New article on forensic transcription, written for linguists

My article ‘Forensic Transcription: How Confident False Beliefs about Language and Speech Threaten the Right to a Fair Trial in Australia’ has recently been published online by the Australian Journal of Linguistics, the official journal of the Australian Linguistics Society (ALS).

It tells the story of the case study featured on this website, as well as in some legal publications – but presented in a way that highlights the linguistics issues.

If you would like to read it but cannot get access to the article through a university affiliation, feel free to contact me for a copy.

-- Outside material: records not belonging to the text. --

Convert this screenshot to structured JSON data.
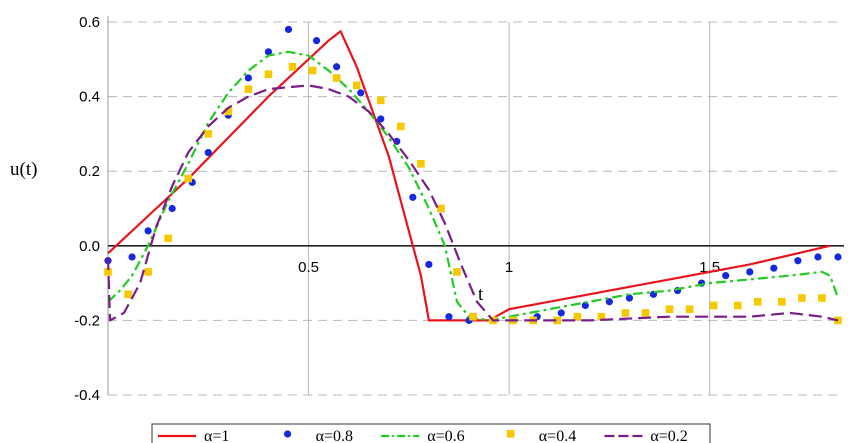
{
  "chart_data": {
    "type": "line",
    "title": "",
    "xlabel": "t",
    "ylabel": "u(t)",
    "xlim": [
      0,
      1.82
    ],
    "ylim": [
      -0.4,
      0.6
    ],
    "x_ticks": [
      {
        "value": 0.5,
        "label": "0.5"
      },
      {
        "value": 1,
        "label": "1"
      },
      {
        "value": 1.5,
        "label": "1.5"
      }
    ],
    "y_ticks": [
      {
        "value": 0.6,
        "label": "0.6"
      },
      {
        "value": 0.4,
        "label": "0.4"
      },
      {
        "value": 0.2,
        "label": "0.2"
      },
      {
        "value": 0.0,
        "label": "0.0"
      },
      {
        "value": -0.2,
        "label": "-0.2"
      },
      {
        "value": -0.4,
        "label": "-0.4"
      }
    ],
    "grid": true,
    "legend_position": "bottom",
    "series": [
      {
        "name": "α=1",
        "color": "#e8141c",
        "style": "solid",
        "points": [
          [
            0,
            -0.02
          ],
          [
            0.1,
            0.08
          ],
          [
            0.2,
            0.18
          ],
          [
            0.3,
            0.29
          ],
          [
            0.4,
            0.4
          ],
          [
            0.5,
            0.5
          ],
          [
            0.55,
            0.55
          ],
          [
            0.58,
            0.575
          ],
          [
            0.62,
            0.48
          ],
          [
            0.66,
            0.36
          ],
          [
            0.7,
            0.24
          ],
          [
            0.74,
            0.08
          ],
          [
            0.78,
            -0.08
          ],
          [
            0.8,
            -0.2
          ],
          [
            0.87,
            -0.2
          ],
          [
            0.95,
            -0.2
          ],
          [
            1.0,
            -0.17
          ],
          [
            1.2,
            -0.13
          ],
          [
            1.4,
            -0.09
          ],
          [
            1.6,
            -0.05
          ],
          [
            1.8,
            0.0
          ]
        ]
      },
      {
        "name": "α=0.8",
        "color": "#1428e0",
        "style": "dots",
        "points": [
          [
            0,
            -0.04
          ],
          [
            0.06,
            -0.03
          ],
          [
            0.1,
            0.04
          ],
          [
            0.16,
            0.1
          ],
          [
            0.21,
            0.17
          ],
          [
            0.25,
            0.25
          ],
          [
            0.3,
            0.35
          ],
          [
            0.35,
            0.45
          ],
          [
            0.4,
            0.52
          ],
          [
            0.45,
            0.58
          ],
          [
            0.52,
            0.55
          ],
          [
            0.57,
            0.48
          ],
          [
            0.63,
            0.41
          ],
          [
            0.68,
            0.34
          ],
          [
            0.72,
            0.28
          ],
          [
            0.76,
            0.13
          ],
          [
            0.8,
            -0.05
          ],
          [
            0.85,
            -0.19
          ],
          [
            0.9,
            -0.2
          ],
          [
            0.96,
            -0.2
          ],
          [
            1.01,
            -0.2
          ],
          [
            1.07,
            -0.19
          ],
          [
            1.13,
            -0.18
          ],
          [
            1.19,
            -0.16
          ],
          [
            1.25,
            -0.15
          ],
          [
            1.3,
            -0.14
          ],
          [
            1.36,
            -0.13
          ],
          [
            1.42,
            -0.12
          ],
          [
            1.48,
            -0.1
          ],
          [
            1.54,
            -0.08
          ],
          [
            1.6,
            -0.07
          ],
          [
            1.66,
            -0.06
          ],
          [
            1.72,
            -0.04
          ],
          [
            1.77,
            -0.03
          ],
          [
            1.82,
            -0.03
          ]
        ]
      },
      {
        "name": "α=0.6",
        "color": "#22cc22",
        "style": "dashdot",
        "points": [
          [
            0,
            -0.15
          ],
          [
            0.03,
            -0.12
          ],
          [
            0.06,
            -0.08
          ],
          [
            0.1,
            0.0
          ],
          [
            0.15,
            0.12
          ],
          [
            0.2,
            0.22
          ],
          [
            0.25,
            0.33
          ],
          [
            0.3,
            0.41
          ],
          [
            0.35,
            0.47
          ],
          [
            0.4,
            0.51
          ],
          [
            0.45,
            0.52
          ],
          [
            0.5,
            0.51
          ],
          [
            0.55,
            0.47
          ],
          [
            0.6,
            0.42
          ],
          [
            0.65,
            0.36
          ],
          [
            0.7,
            0.29
          ],
          [
            0.75,
            0.21
          ],
          [
            0.8,
            0.1
          ],
          [
            0.84,
            0.0
          ],
          [
            0.87,
            -0.15
          ],
          [
            0.9,
            -0.19
          ],
          [
            0.95,
            -0.2
          ],
          [
            1.0,
            -0.19
          ],
          [
            1.1,
            -0.17
          ],
          [
            1.2,
            -0.15
          ],
          [
            1.3,
            -0.13
          ],
          [
            1.4,
            -0.12
          ],
          [
            1.5,
            -0.1
          ],
          [
            1.6,
            -0.09
          ],
          [
            1.7,
            -0.08
          ],
          [
            1.78,
            -0.07
          ],
          [
            1.8,
            -0.08
          ],
          [
            1.82,
            -0.14
          ]
        ]
      },
      {
        "name": "α=0.4",
        "color": "#f5c800",
        "style": "squares",
        "points": [
          [
            0,
            -0.07
          ],
          [
            0.05,
            -0.13
          ],
          [
            0.1,
            -0.07
          ],
          [
            0.15,
            0.02
          ],
          [
            0.2,
            0.18
          ],
          [
            0.25,
            0.3
          ],
          [
            0.3,
            0.36
          ],
          [
            0.35,
            0.42
          ],
          [
            0.4,
            0.46
          ],
          [
            0.46,
            0.48
          ],
          [
            0.51,
            0.47
          ],
          [
            0.57,
            0.45
          ],
          [
            0.62,
            0.43
          ],
          [
            0.68,
            0.39
          ],
          [
            0.73,
            0.32
          ],
          [
            0.78,
            0.22
          ],
          [
            0.83,
            0.1
          ],
          [
            0.87,
            -0.07
          ],
          [
            0.91,
            -0.19
          ],
          [
            0.96,
            -0.2
          ],
          [
            1.01,
            -0.2
          ],
          [
            1.06,
            -0.2
          ],
          [
            1.12,
            -0.2
          ],
          [
            1.17,
            -0.19
          ],
          [
            1.23,
            -0.19
          ],
          [
            1.29,
            -0.18
          ],
          [
            1.34,
            -0.18
          ],
          [
            1.4,
            -0.17
          ],
          [
            1.45,
            -0.17
          ],
          [
            1.51,
            -0.16
          ],
          [
            1.57,
            -0.16
          ],
          [
            1.62,
            -0.15
          ],
          [
            1.68,
            -0.15
          ],
          [
            1.73,
            -0.14
          ],
          [
            1.78,
            -0.14
          ],
          [
            1.82,
            -0.2
          ]
        ]
      },
      {
        "name": "α=0.2",
        "color": "#7a1c8a",
        "style": "dashed",
        "points": [
          [
            0,
            -0.03
          ],
          [
            0.005,
            -0.2
          ],
          [
            0.04,
            -0.18
          ],
          [
            0.08,
            -0.1
          ],
          [
            0.12,
            0.05
          ],
          [
            0.16,
            0.16
          ],
          [
            0.2,
            0.25
          ],
          [
            0.25,
            0.32
          ],
          [
            0.3,
            0.37
          ],
          [
            0.35,
            0.4
          ],
          [
            0.4,
            0.42
          ],
          [
            0.5,
            0.43
          ],
          [
            0.55,
            0.42
          ],
          [
            0.6,
            0.4
          ],
          [
            0.65,
            0.36
          ],
          [
            0.7,
            0.3
          ],
          [
            0.75,
            0.23
          ],
          [
            0.8,
            0.15
          ],
          [
            0.84,
            0.06
          ],
          [
            0.88,
            -0.05
          ],
          [
            0.92,
            -0.15
          ],
          [
            0.96,
            -0.2
          ],
          [
            1.0,
            -0.2
          ],
          [
            1.2,
            -0.2
          ],
          [
            1.4,
            -0.19
          ],
          [
            1.6,
            -0.19
          ],
          [
            1.7,
            -0.18
          ],
          [
            1.78,
            -0.19
          ],
          [
            1.82,
            -0.2
          ]
        ]
      }
    ]
  }
}
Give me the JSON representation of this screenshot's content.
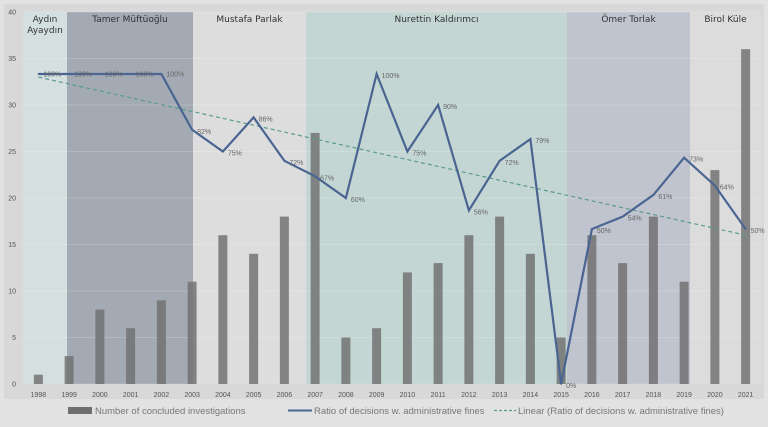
{
  "chart_data": {
    "type": "bar+line",
    "title": "",
    "xlabel": "",
    "ylabel": "",
    "ylim": [
      0,
      40
    ],
    "yticks": [
      0,
      5,
      10,
      15,
      20,
      25,
      30,
      35,
      40
    ],
    "grid": true,
    "legend_position": "bottom",
    "categories": [
      "1998",
      "1999",
      "2000",
      "2001",
      "2002",
      "2003",
      "2004",
      "2005",
      "2006",
      "2007",
      "2008",
      "2009",
      "2010",
      "2011",
      "2012",
      "2013",
      "2014",
      "2015",
      "2016",
      "2017",
      "2018",
      "2019",
      "2020",
      "2021"
    ],
    "series": [
      {
        "name": "Number of concluded investigations",
        "type": "bar",
        "color": "#6f6f6f",
        "values": [
          1,
          3,
          8,
          6,
          9,
          11,
          16,
          14,
          18,
          27,
          5,
          6,
          12,
          13,
          16,
          18,
          14,
          5,
          16,
          13,
          18,
          11,
          23,
          36
        ]
      },
      {
        "name": "Ratio of decisions w. administrative fines",
        "type": "line",
        "color": "#4a6592",
        "unit": "percent",
        "axis_scale_note": "100% plotted at 33.3",
        "values": [
          100,
          100,
          100,
          100,
          100,
          82,
          75,
          86,
          72,
          67,
          60,
          100,
          75,
          90,
          56,
          72,
          79,
          0,
          50,
          54,
          61,
          73,
          64,
          50
        ],
        "labels": [
          "100%",
          "100%",
          "100%",
          "100%",
          "100%",
          "82%",
          "75%",
          "86%",
          "72%",
          "67%",
          "60%",
          "100%",
          "75%",
          "90%",
          "56%",
          "72%",
          "79%",
          "0%",
          "50%",
          "54%",
          "61%",
          "73%",
          "64%",
          "50%"
        ]
      },
      {
        "name": "Linear (Ratio of decisions w. administrative fines)",
        "type": "trendline",
        "color": "#5a9a8f",
        "start": 33,
        "end": 16
      }
    ],
    "periods": [
      {
        "label": "Aydın Ayaydın",
        "line1": "Aydın",
        "line2": "Ayaydın",
        "from": "1998",
        "to": "1998",
        "color": "#d4e0df"
      },
      {
        "label": "Tamer Müftüoğlu",
        "from": "1999",
        "to": "2003",
        "color": "#a4aab4"
      },
      {
        "label": "Mustafa Parlak",
        "from": "2003",
        "to": "2006",
        "color": "#dddddd"
      },
      {
        "label": "Nurettin Kaldırımcı",
        "from": "2007",
        "to": "2015",
        "color": "#c3d6d3"
      },
      {
        "label": "Ömer Torlak",
        "from": "2015",
        "to": "2019",
        "color": "#c0c4ce"
      },
      {
        "label": "Birol Küle",
        "from": "2020",
        "to": "2021",
        "color": "#dcdcdc"
      }
    ]
  }
}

Fraser, H. 2018. Forensic Transcription: How Confident False Beliefs about Language and Speech Threaten the Right to a Fair Trial in Australia. Australian Journal of Linguistics. 38:4, 586-606 DOI: 10.1080/07268602.2018.1510760

Abstract

Everyday knowledge about language and speech, or ‘folk linguistics’, incorporates a number of false beliefs that have a negative effect in a range of areas, nowhere more so than in the criminal justice system. One lesser known area where false beliefs have a major impact is forensic transcription (interpretation of indistinct covert recordings used as evidence in criminal trials). Without consultation of the linguistic sciences, the law has developed processes that allow police transcripts to ‘assist’ the courts in making out unintelligible covert recordings. The present article uses a case study of a real murder trial to bring the actual and potential injustice this creates to the attention of linguistic science, and examine the issues from a linguistics perspective. Having laid out the problem, it goes on to consider potential solutions, arguing that creating a better process requires deep collaboration between linguistics, law and law enforcement. From linguists, it requires improved theoretical understanding of the nature and structure of the false beliefs that underlie the existing legal processes, as well as development of a more general theoretical account of the process of transcription and the nature of transcripts.